Finite Domain Inference Methods for Extensions of First-order Logic
Ping Hou, Visiting SCS-CMU Postdoctoral Fellow
05/16/2011, 2pm, GHC-6501
Knowledge representation (KR) is an area in Artificial Intelligence that is concerned with how to use a formal language to represent a domain of discourse. The key problem in KR is to develop formal languages (logics) that can be used to express a wide range of problems, to develop inference methods for these languages, and to develop efficient implementations of these inference methods.
Classical first-order logic (FO) is a base KR-language. In this talk, we introduce two expressive, user-friendly KR-languages, namely, FO(ID) and FO(FD), which are extensions of FO with useful language constructs.
FO(ID), also called ID-Logic, is an extension of FO with inductive definitions, and an integration of FO and logic programming (LP). FO(FD) is an extension of FO with fix-point definitions. The fix-point definition construct in FO(FD) is an integration of LP-style rules and standard fix-point constructs.
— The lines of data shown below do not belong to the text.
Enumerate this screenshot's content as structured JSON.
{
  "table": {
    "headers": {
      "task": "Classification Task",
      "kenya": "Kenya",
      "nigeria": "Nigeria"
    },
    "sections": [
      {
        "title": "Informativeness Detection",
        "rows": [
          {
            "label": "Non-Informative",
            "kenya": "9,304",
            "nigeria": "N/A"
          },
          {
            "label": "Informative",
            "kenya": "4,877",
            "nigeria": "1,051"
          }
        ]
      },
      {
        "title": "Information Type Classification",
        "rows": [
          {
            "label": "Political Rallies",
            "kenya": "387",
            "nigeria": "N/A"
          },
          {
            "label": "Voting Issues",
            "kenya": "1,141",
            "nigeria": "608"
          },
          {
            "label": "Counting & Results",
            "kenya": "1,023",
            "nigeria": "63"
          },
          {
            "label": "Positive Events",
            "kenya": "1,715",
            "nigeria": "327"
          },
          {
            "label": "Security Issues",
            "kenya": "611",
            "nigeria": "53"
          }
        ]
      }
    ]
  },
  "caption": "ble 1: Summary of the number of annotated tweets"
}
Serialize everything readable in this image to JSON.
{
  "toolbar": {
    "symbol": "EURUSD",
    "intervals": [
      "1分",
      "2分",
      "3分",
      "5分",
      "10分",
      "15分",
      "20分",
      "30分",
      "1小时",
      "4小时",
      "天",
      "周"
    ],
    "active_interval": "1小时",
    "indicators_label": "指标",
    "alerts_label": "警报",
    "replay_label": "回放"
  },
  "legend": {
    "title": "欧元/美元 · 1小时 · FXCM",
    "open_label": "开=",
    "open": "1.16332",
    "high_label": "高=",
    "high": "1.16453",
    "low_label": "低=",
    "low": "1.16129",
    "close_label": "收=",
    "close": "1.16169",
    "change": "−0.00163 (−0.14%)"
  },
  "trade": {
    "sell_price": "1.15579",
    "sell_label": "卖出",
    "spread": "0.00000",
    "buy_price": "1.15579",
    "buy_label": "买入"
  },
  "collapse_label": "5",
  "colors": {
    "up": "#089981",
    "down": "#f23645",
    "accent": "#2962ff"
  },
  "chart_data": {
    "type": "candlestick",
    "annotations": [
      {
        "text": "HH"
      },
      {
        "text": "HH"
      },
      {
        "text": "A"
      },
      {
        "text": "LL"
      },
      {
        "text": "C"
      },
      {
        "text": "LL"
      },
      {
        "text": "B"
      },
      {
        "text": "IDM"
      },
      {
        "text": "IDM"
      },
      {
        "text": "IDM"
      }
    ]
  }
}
We present the development of finite domain inference engines for FO(ID).
The IDP system is a finite domain model generation system for FO(ID).
In the current state of the art, finite model generation problems are often solved, e.g., in the IDP system, in two phases:
1. a grounding phase, in which a given first-order theory and a finite domain are reduced to an equivalent variable-free, or propositional, theory;
2. a propositional model generation phase, in which the models of a given propositional theory are computed.
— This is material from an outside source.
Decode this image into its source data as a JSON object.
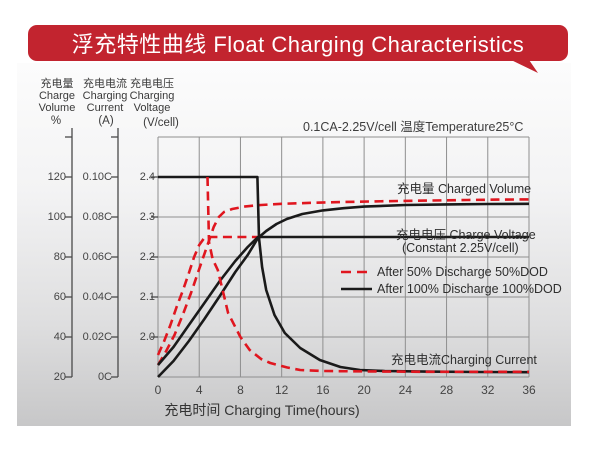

The IDP system has similar applications and speed as current Answer Set Programming solvers.
Another important form of inference for FO(ID) in development is deduction, which is applied to build the proof checker for IDP-system. The deductive systems for FO(ID) are formulated as sequent calculi for a propositional fragment of FO(ID), and for FO(ID), respectively.
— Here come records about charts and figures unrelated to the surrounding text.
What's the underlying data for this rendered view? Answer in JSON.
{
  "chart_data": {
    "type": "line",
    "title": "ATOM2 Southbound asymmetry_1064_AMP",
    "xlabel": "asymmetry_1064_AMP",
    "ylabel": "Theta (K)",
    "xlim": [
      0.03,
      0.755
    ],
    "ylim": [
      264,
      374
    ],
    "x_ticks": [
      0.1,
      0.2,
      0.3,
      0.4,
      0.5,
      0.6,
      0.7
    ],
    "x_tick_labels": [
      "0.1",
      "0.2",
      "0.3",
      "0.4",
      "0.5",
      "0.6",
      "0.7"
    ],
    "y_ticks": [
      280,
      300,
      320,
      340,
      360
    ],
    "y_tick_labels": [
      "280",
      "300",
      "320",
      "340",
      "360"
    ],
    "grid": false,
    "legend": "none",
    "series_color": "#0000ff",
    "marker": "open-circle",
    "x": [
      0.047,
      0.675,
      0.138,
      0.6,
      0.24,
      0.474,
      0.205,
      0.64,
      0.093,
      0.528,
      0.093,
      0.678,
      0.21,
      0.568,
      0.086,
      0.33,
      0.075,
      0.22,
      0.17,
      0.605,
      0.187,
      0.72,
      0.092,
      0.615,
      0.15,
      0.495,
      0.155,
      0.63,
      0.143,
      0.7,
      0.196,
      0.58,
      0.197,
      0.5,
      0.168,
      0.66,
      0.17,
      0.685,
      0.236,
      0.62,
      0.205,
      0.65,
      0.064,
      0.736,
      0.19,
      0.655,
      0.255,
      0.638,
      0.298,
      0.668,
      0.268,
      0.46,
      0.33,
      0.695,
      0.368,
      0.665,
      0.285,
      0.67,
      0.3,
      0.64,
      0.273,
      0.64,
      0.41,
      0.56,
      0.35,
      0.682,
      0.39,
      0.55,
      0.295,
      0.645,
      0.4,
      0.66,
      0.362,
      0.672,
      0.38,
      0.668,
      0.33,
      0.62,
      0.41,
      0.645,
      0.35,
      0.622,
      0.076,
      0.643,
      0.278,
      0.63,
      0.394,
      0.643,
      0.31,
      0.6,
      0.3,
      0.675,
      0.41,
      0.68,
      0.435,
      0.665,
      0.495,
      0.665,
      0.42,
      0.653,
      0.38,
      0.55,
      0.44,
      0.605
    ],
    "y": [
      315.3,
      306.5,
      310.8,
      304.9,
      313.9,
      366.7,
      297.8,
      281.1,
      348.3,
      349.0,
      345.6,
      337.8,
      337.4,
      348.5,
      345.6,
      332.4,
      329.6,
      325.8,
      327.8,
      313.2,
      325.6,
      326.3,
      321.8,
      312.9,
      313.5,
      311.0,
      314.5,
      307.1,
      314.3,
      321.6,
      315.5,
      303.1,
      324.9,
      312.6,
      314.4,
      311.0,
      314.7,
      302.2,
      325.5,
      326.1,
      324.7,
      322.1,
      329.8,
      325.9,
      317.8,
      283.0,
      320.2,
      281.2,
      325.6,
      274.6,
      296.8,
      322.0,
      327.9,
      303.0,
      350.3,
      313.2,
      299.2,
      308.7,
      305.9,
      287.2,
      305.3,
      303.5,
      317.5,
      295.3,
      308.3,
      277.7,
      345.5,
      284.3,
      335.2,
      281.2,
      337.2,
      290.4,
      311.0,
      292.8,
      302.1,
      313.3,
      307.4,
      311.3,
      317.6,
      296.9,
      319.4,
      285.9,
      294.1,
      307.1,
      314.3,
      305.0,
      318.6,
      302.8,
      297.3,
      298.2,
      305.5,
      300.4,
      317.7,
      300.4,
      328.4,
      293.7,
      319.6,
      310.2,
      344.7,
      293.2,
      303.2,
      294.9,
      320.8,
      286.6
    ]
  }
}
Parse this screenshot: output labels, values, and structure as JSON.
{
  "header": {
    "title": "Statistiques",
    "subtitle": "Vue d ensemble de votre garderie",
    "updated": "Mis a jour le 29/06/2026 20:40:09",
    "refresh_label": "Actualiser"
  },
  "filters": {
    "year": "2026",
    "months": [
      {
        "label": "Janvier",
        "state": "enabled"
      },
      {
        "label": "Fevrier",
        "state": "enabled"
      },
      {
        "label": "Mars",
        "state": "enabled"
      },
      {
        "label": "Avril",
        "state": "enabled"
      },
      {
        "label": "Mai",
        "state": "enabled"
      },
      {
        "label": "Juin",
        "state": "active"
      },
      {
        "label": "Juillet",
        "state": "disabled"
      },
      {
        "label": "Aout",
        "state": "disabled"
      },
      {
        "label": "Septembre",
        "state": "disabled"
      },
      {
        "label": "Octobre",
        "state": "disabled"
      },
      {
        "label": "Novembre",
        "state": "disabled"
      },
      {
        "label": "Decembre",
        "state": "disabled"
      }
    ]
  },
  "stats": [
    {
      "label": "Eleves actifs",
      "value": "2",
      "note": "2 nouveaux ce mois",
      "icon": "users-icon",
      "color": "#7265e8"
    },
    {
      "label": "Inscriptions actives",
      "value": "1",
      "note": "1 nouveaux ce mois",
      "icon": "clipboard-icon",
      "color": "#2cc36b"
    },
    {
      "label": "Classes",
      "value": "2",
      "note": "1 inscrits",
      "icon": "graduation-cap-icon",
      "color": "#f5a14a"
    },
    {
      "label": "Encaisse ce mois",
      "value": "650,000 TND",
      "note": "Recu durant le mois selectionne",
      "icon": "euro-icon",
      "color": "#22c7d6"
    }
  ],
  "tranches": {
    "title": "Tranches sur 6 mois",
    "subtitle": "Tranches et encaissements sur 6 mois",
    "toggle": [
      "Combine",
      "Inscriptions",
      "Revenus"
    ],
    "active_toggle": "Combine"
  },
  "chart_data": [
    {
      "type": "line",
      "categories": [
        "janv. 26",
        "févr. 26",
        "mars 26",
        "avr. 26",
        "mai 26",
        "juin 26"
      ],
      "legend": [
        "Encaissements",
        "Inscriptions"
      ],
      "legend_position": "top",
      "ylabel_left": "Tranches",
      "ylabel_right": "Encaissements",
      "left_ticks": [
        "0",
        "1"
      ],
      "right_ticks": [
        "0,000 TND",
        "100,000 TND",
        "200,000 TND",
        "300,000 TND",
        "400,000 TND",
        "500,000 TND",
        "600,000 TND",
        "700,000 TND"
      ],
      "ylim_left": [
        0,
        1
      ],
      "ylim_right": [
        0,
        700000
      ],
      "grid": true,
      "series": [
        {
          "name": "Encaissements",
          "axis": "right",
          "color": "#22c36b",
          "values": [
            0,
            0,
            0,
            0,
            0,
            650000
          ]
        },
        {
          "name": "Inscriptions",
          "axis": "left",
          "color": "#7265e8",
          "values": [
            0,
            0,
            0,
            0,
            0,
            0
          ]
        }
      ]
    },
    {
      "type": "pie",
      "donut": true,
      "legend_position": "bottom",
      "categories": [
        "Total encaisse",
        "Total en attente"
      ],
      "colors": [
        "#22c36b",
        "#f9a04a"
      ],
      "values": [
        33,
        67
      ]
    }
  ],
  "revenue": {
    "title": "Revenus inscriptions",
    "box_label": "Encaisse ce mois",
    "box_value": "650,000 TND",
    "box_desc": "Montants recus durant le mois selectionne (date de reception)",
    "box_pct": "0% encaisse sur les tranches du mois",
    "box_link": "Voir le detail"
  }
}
We also present two finite model generation systems for FO(FD). One model generation system for FO(FD) consists of two components: a grounder and a propositional model generator. Another model generation system for
FO(FD) is investigated by first reducing FO(FD) to difference logic and then using solvers for difference logic.
By developing inference methods for these two logics, we want to enhance the understanding of proof-theoretic foundations of them. The proof-theoretic perspectives also allow us to investigate the possibility of FO(ID) and FO(FD) as assertion languages for program verification.
I am a postdoctoral fellow in the Computer Science Department at Carnegie Mellon University. My research interests lie in logic, automated theorem proving, verification of hybrid systems, logic for hybrid systems, model checking, knowledge representation in logic.
I obtained my Ph.D. in Computer Science from Katholieke Universiteit Leuven, Belgium, and M.E and B.E in Computer Science and Engineering from Nanjing University of Aeronautics and Astronautics, China.